With our toolbox, we propose a working method for a new supportive architecture that empowers people at the margins of the global south's growing cities and promotes sustainable development in the slum areas. Our agenda in devising and applying the toolbox has two objectives: We conceive this approach as a means of shifting the emphasis of contemporary architecture and architectural education from the form-driven to the purpose-oriented, to reduce the disconnection between a design and its social impact. 

 

How can architecture reach larger parts of the global society that don’t yet have agency?

 

Architecture can offer physical places of inclusion and integration to help fight poverty for the billion plus who live inhuman conditions today in cities. The politics of design as we understand them have to be made actively, by both moderating processes and animating participation.

 

The master plans applied today in South American cities has resulted in more segregation of cities into ghettos and gated communities. These spatial, economic, physical asymmetries are the challenge for designers in the global south for the next years.
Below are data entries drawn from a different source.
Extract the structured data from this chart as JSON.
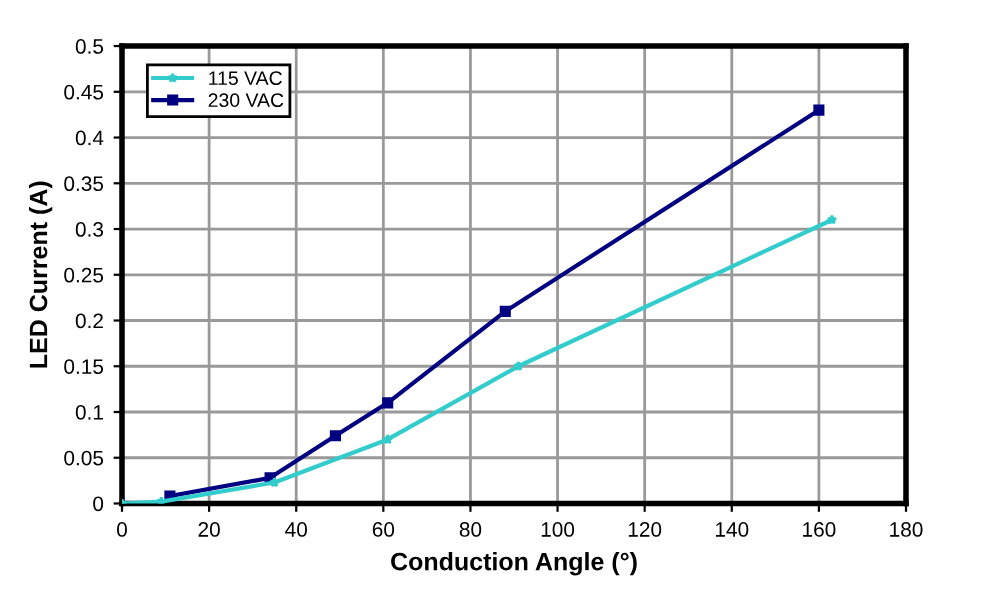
{
  "chart_data": {
    "type": "line",
    "xlabel": "Conduction Angle (°)",
    "ylabel": "LED Current (A)",
    "xlim": [
      0,
      180
    ],
    "xticks": [
      0,
      20,
      40,
      60,
      80,
      100,
      120,
      140,
      160,
      180
    ],
    "ylim": [
      0,
      0.5
    ],
    "yticks": [
      0,
      0.05,
      0.1,
      0.15,
      0.2,
      0.25,
      0.3,
      0.35,
      0.4,
      0.45,
      0.5
    ],
    "grid": true,
    "legend": "top left",
    "series": [
      {
        "name": "115 VAC",
        "color": "#33cccc",
        "marker": "star",
        "x": [
          0,
          9,
          35,
          61,
          91,
          163
        ],
        "values": [
          0,
          0.002,
          0.023,
          0.07,
          0.15,
          0.31
        ]
      },
      {
        "name": "230 VAC",
        "color": "#000080",
        "marker": "square",
        "x": [
          11,
          34,
          49,
          61,
          88,
          160
        ],
        "values": [
          0.008,
          0.028,
          0.074,
          0.11,
          0.21,
          0.43
        ]
      }
    ]
  }
}
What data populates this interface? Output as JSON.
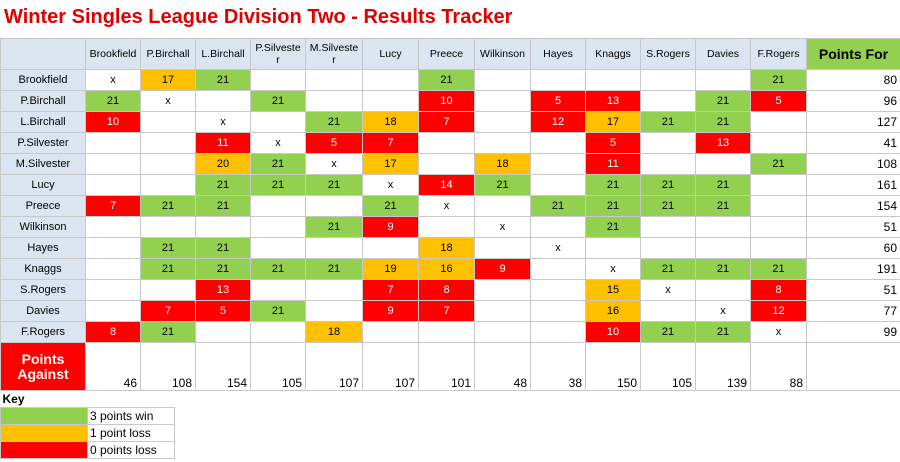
{
  "title": "Winter Singles League Division Two - Results Tracker",
  "table": {
    "columns": [
      "Brookfield",
      "P.Birchall",
      "L.Birchall",
      "P.Silvester",
      "M.Silvester",
      "Lucy",
      "Preece",
      "Wilkinson",
      "Hayes",
      "Knaggs",
      "S.Rogers",
      "Davies",
      "F.Rogers"
    ],
    "points_for_header": "Points For",
    "rows": [
      {
        "label": "Brookfield",
        "cells": [
          "x",
          17,
          21,
          null,
          null,
          null,
          21,
          null,
          null,
          null,
          null,
          null,
          21
        ],
        "fills": [
          null,
          "#ffc000",
          "#92d050",
          null,
          null,
          null,
          "#92d050",
          null,
          null,
          null,
          null,
          null,
          "#92d050"
        ],
        "points_for": 80
      },
      {
        "label": "P.Birchall",
        "cells": [
          21,
          "x",
          null,
          21,
          null,
          null,
          10,
          null,
          5,
          13,
          null,
          21,
          5
        ],
        "fills": [
          "#92d050",
          null,
          null,
          "#92d050",
          null,
          null,
          "#ff0000",
          null,
          "#ff0000",
          "#ff0000",
          null,
          "#92d050",
          "#ff0000"
        ],
        "points_for": 96
      },
      {
        "label": "L.Birchall",
        "cells": [
          10,
          null,
          "x",
          null,
          21,
          18,
          7,
          null,
          12,
          17,
          21,
          21,
          null
        ],
        "fills": [
          "#ff0000",
          null,
          null,
          null,
          "#92d050",
          "#ffc000",
          "#ff0000",
          null,
          "#ff0000",
          "#ffc000",
          "#92d050",
          "#92d050",
          null
        ],
        "points_for": 127
      },
      {
        "label": "P.Silvester",
        "cells": [
          null,
          null,
          11,
          "x",
          5,
          7,
          null,
          null,
          null,
          5,
          null,
          13,
          null
        ],
        "fills": [
          null,
          null,
          "#ff0000",
          null,
          "#ff0000",
          "#ff0000",
          null,
          null,
          null,
          "#ff0000",
          null,
          "#ff0000",
          null
        ],
        "points_for": 41
      },
      {
        "label": "M.Silvester",
        "cells": [
          null,
          null,
          20,
          21,
          "x",
          17,
          null,
          18,
          null,
          11,
          null,
          null,
          21
        ],
        "fills": [
          null,
          null,
          "#ffc000",
          "#92d050",
          null,
          "#ffc000",
          null,
          "#ffc000",
          null,
          "#ff0000",
          null,
          null,
          "#92d050"
        ],
        "points_for": 108
      },
      {
        "label": "Lucy",
        "cells": [
          null,
          null,
          21,
          21,
          21,
          "x",
          14,
          21,
          null,
          21,
          21,
          21,
          null
        ],
        "fills": [
          null,
          null,
          "#92d050",
          "#92d050",
          "#92d050",
          null,
          "#ff0000",
          "#92d050",
          null,
          "#92d050",
          "#92d050",
          "#92d050",
          null
        ],
        "points_for": 161
      },
      {
        "label": "Preece",
        "cells": [
          7,
          21,
          21,
          null,
          null,
          21,
          "x",
          null,
          21,
          21,
          21,
          21,
          null
        ],
        "fills": [
          "#ff0000",
          "#92d050",
          "#92d050",
          null,
          null,
          "#92d050",
          null,
          null,
          "#92d050",
          "#92d050",
          "#92d050",
          "#92d050",
          null
        ],
        "points_for": 154
      },
      {
        "label": "Wilkinson",
        "cells": [
          null,
          null,
          null,
          null,
          21,
          9,
          null,
          "x",
          null,
          21,
          null,
          null,
          null
        ],
        "fills": [
          null,
          null,
          null,
          null,
          "#92d050",
          "#ff0000",
          null,
          null,
          null,
          "#92d050",
          null,
          null,
          null
        ],
        "points_for": 51
      },
      {
        "label": "Hayes",
        "cells": [
          null,
          21,
          21,
          null,
          null,
          null,
          18,
          null,
          "x",
          null,
          null,
          null,
          null
        ],
        "fills": [
          null,
          "#92d050",
          "#92d050",
          null,
          null,
          null,
          "#ffc000",
          null,
          null,
          null,
          null,
          null,
          null
        ],
        "points_for": 60
      },
      {
        "label": "Knaggs",
        "cells": [
          null,
          21,
          21,
          21,
          21,
          19,
          16,
          9,
          null,
          "x",
          21,
          21,
          21
        ],
        "fills": [
          null,
          "#92d050",
          "#92d050",
          "#92d050",
          "#92d050",
          "#ffc000",
          "#ffc000",
          "#ff0000",
          null,
          null,
          "#92d050",
          "#92d050",
          "#92d050"
        ],
        "points_for": 191
      },
      {
        "label": "S.Rogers",
        "cells": [
          null,
          null,
          13,
          null,
          null,
          7,
          8,
          null,
          null,
          15,
          "x",
          null,
          8
        ],
        "fills": [
          null,
          null,
          "#ff0000",
          null,
          null,
          "#ff0000",
          "#ff0000",
          null,
          null,
          "#ffc000",
          null,
          null,
          "#ff0000"
        ],
        "points_for": 51
      },
      {
        "label": "Davies",
        "cells": [
          null,
          7,
          5,
          21,
          null,
          9,
          7,
          null,
          null,
          16,
          null,
          "x",
          12
        ],
        "fills": [
          null,
          "#ff0000",
          "#ff0000",
          "#92d050",
          null,
          "#ff0000",
          "#ff0000",
          null,
          null,
          "#ffc000",
          null,
          null,
          "#ff0000"
        ],
        "points_for": 77
      },
      {
        "label": "F.Rogers",
        "cells": [
          8,
          21,
          null,
          null,
          18,
          null,
          null,
          null,
          null,
          10,
          21,
          21,
          "x"
        ],
        "fills": [
          "#ff0000",
          "#92d050",
          null,
          null,
          "#ffc000",
          null,
          null,
          null,
          null,
          "#ff0000",
          "#92d050",
          "#92d050",
          null
        ],
        "points_for": 99
      }
    ],
    "points_against": {
      "label": "Points Against",
      "values": [
        46,
        108,
        154,
        105,
        107,
        107,
        101,
        48,
        38,
        150,
        105,
        139,
        88
      ]
    }
  },
  "key": {
    "title": "Key",
    "items": [
      {
        "label": "3 points win",
        "color": "#92d050"
      },
      {
        "label": "1 point loss",
        "color": "#ffc000"
      },
      {
        "label": "0 points loss",
        "color": "#ff0000"
      }
    ]
  }
}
Rather than having a purely ‘artistic’ objective, architecture thus seeks to create buildings from more efficient, locally-produced, industrial materials, assembled in a kit of parts. We envision a viable, quick-fix urban architecture that functions as a life-support agent for the perpetually changing city, to the benefit of all cities and cultures in urgent need of solutions. It is, quite simply, activist architecture with the potential to be a major force for positive urban change.

 

How do you see the role of the architect in the global society of the future?

 

After more than a decade of studying various favelas, interviewing residents, and testing and implementing new slum-upgrading concepts and solutions, we now turn our efforts to a socially oriented architecture.

 

Through or experience we learned that architects must advocate for the users, agents of change that have to be accomplished thoughtfully and carefully, one step at a time to be viable and durable. We strive to bring cities together and create a greater sense of individual responsibility to a stronger community. All the investigations we made and solutions we propose are tested by one over-arching question: are people better off than they were before we arrived?

 

Our approach to the Global South resumes the battle where Team 10 left off acknowledging and introducing the need for greater complexity in the planning agenda of the modern city. Urban Think Tank is actually wrestling with the rethinking ofthe architect as interpreter and facilitator of the needs and desires of a particular community to its fullest extent.